Regia di Luigi Petrini vedi scheda film
Lei ama lei che ama anche lui; messa alle strette, la donna contesa tra uomo e donna decide di uccidere l'uomo. È la fine.
Un sottile refolo di Sessantotto spira in sottofondo, ma a conti fatti La ragazza dalle mani di corallo non è una pellicola né politica, né femminista o tanto meno a favore dell'emancipazione sociale della donna: è un film che cerca più la prurigine dello spettatore che la sua riflessione o presa di coscienza, un lavoro targato Elo Pannacciò (produttore, soggettista e sceneggiatore) affidato alle acerbe mani di Luigi Petrini, regista con poche esperienze e non particolarmente significative.
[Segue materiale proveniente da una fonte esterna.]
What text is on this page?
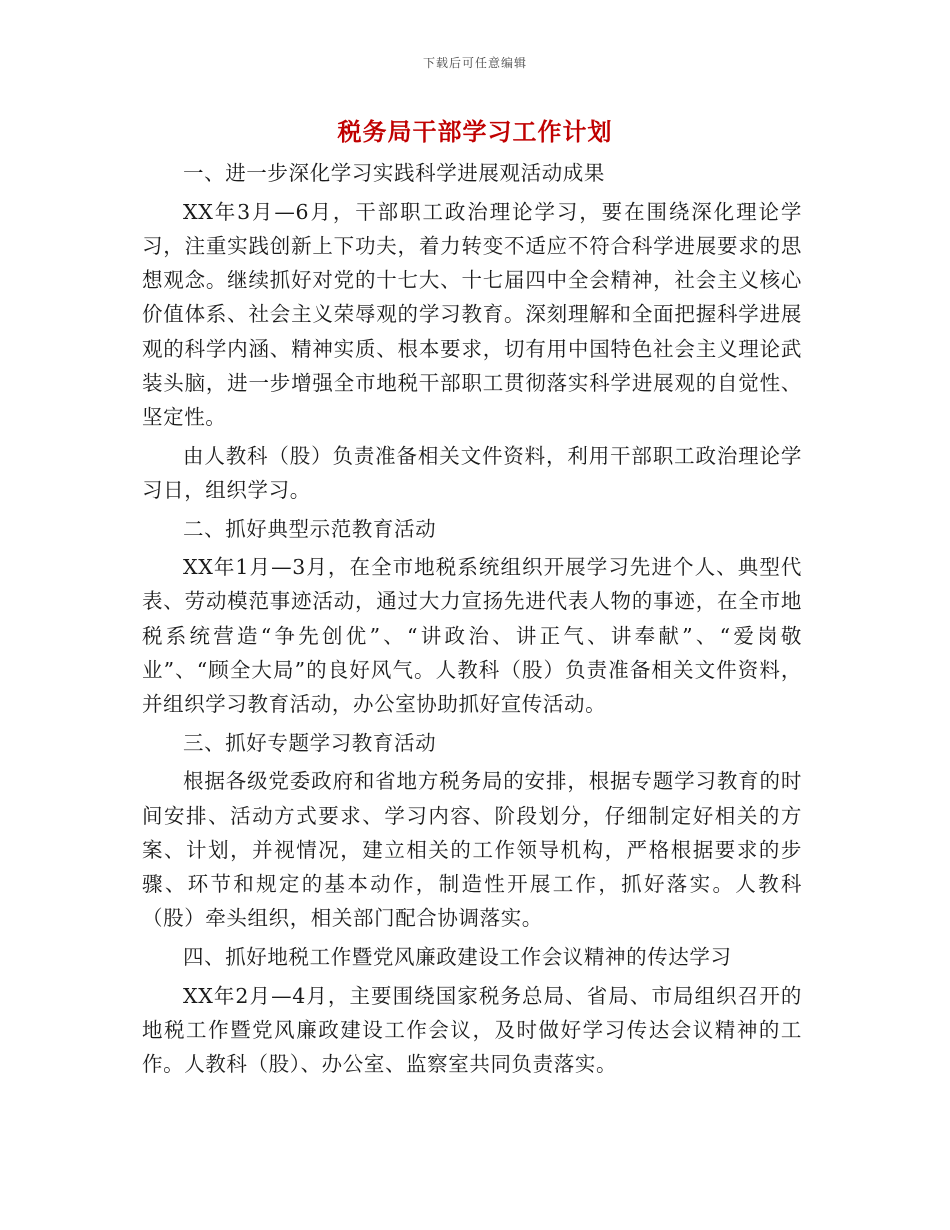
下载后可任意编辑
税务局干部学习工作计划

一、进一步深化学习实践科学进展观活动成果

XX年3月—6月，干部职工政治理论学习，要在围绕深化理论学习，注重实践创新上下功夫，着力转变不适应不符合科学进展要求的思想观念。继续抓好对党的十七大、十七届四中全会精神，社会主义核心价值体系、社会主义荣辱观的学习教育。深刻理解和全面把握科学进展观的科学内涵、精神实质、根本要求，切有用中国特色社会主义理论武装头脑，进一步增强全市地税干部职工贯彻落实科学进展观的自觉性、坚定性。

由人教科（股）负责准备相关文件资料，利用干部职工政治理论学习日，组织学习。

二、抓好典型示范教育活动

XX年1月—3月，在全市地税系统组织开展学习先进个人、典型代表、劳动模范事迹活动，通过大力宣扬先进代表人物的事迹，在全市地税系统营造“争先创优”、“讲政治、讲正气、讲奉献”、“爱岗敬业”、“顾全大局”的良好风气。人教科（股）负责准备相关文件资料，并组织学习教育活动，办公室协助抓好宣传活动。

三、抓好专题学习教育活动

根据各级党委政府和省地方税务局的安排，根据专题学习教育的时间安排、活动方式要求、学习内容、阶段划分，仔细制定好相关的方案、计划，并视情况，建立相关的工作领导机构，严格根据要求的步骤、环节和规定的基本动作，制造性开展工作，抓好落实。人教科（股）牵头组织，相关部门配合协调落实。

四、抓好地税工作暨党风廉政建设工作会议精神的传达学习

XX年2月—4月，主要围绕国家税务总局、省局、市局组织召开的地税工作暨党风廉政建设工作会议，及时做好学习传达会议精神的工作。人教科（股）、办公室、监察室共同负责落实。
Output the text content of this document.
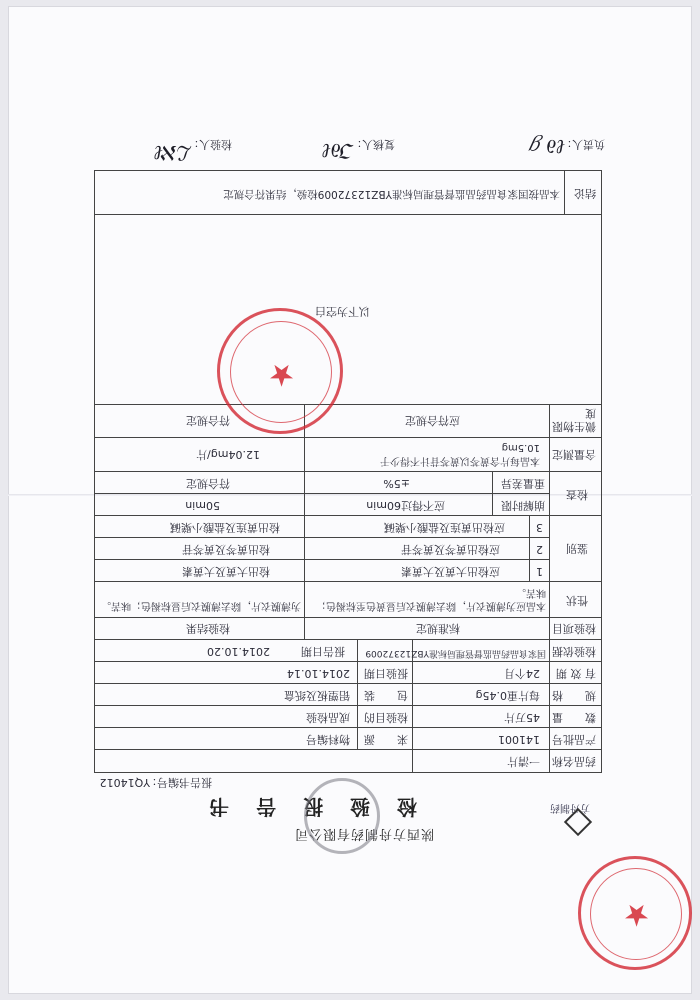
陕西方舟制药有限公司
检 验 报 告 书	方舟制药
报告书编号：
YQ14012
药品名称
一清片
产品批号
141001
来　　源
物料编号
数　　量
45万片
检验目的
成品检验
规　　格
每片重0.45g
包　　装
铝塑板及纸盒
有 效 期
24个月
报验日期
2014.10.14
检验依据
国家食品药品监督管理局标准YBZ12372009
报告日期
2014.10.20
检验项目
标准规定
检验结果
性状
本品应为薄膜衣片，除去薄膜衣后显黄色至棕褐色；味苦。
为薄膜衣片，除去薄膜衣后显棕褐色；味苦。
鉴别
1
应检出大黄及大黄素
检出大黄及大黄素
2
应检出黄芩及黄芩苷
检出黄芩及黄芩苷
3
应检出黄连及盐酸小檗碱
检出黄连及盐酸小檗碱
检查
崩解时限
应不得过60min
50min
重量差异
±5%
符合规定
含量测定
本品每片含黄芩以黄芩苷计不得少于10.5mg
12.04mg/片
微生物限度
应符合规定
符合规定
以下为空白
结论
本品按国家食品药品监督管理局标准YBZ12372009检验，结果符合规定
负责人：
ℓ∂ℊ
复核人：
ℑ∂ℓ
检验人：
ℒℵℓ
★
★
Proprio Petrini è il principale responsabile del fallimento del progetto, d'altronde: certe inquadrature sbilenche (quella di chiusura, tra le fronde, non ha alcun senso – per dire), certi effetti o zoom usati a casaccio, la mancata direzione degli interpreti danno l'idea della scarsa attenzione posta dal regista nel suo lavoro. Gli attori sono all'altezza della situazione: Susanna Levi, Linda Towne, Bernard De Vries, Gianni Dei e Micaela Pignatelli sono i nomi principali sulla locandina, e tanto deve bastare. Fortunatamente la durata è limitata a un'ottantina di minuti; la scelta di girare in bianco e nero è presumibilmente dovuta a motivi economici prima ancora che artistici: ma non è spiacevole, di per sé. Curiosità: da non confondere con La ragazza dalla pelle di corallo, che Osvaldo Civirani girerà cinque anni più tardi. 2/10.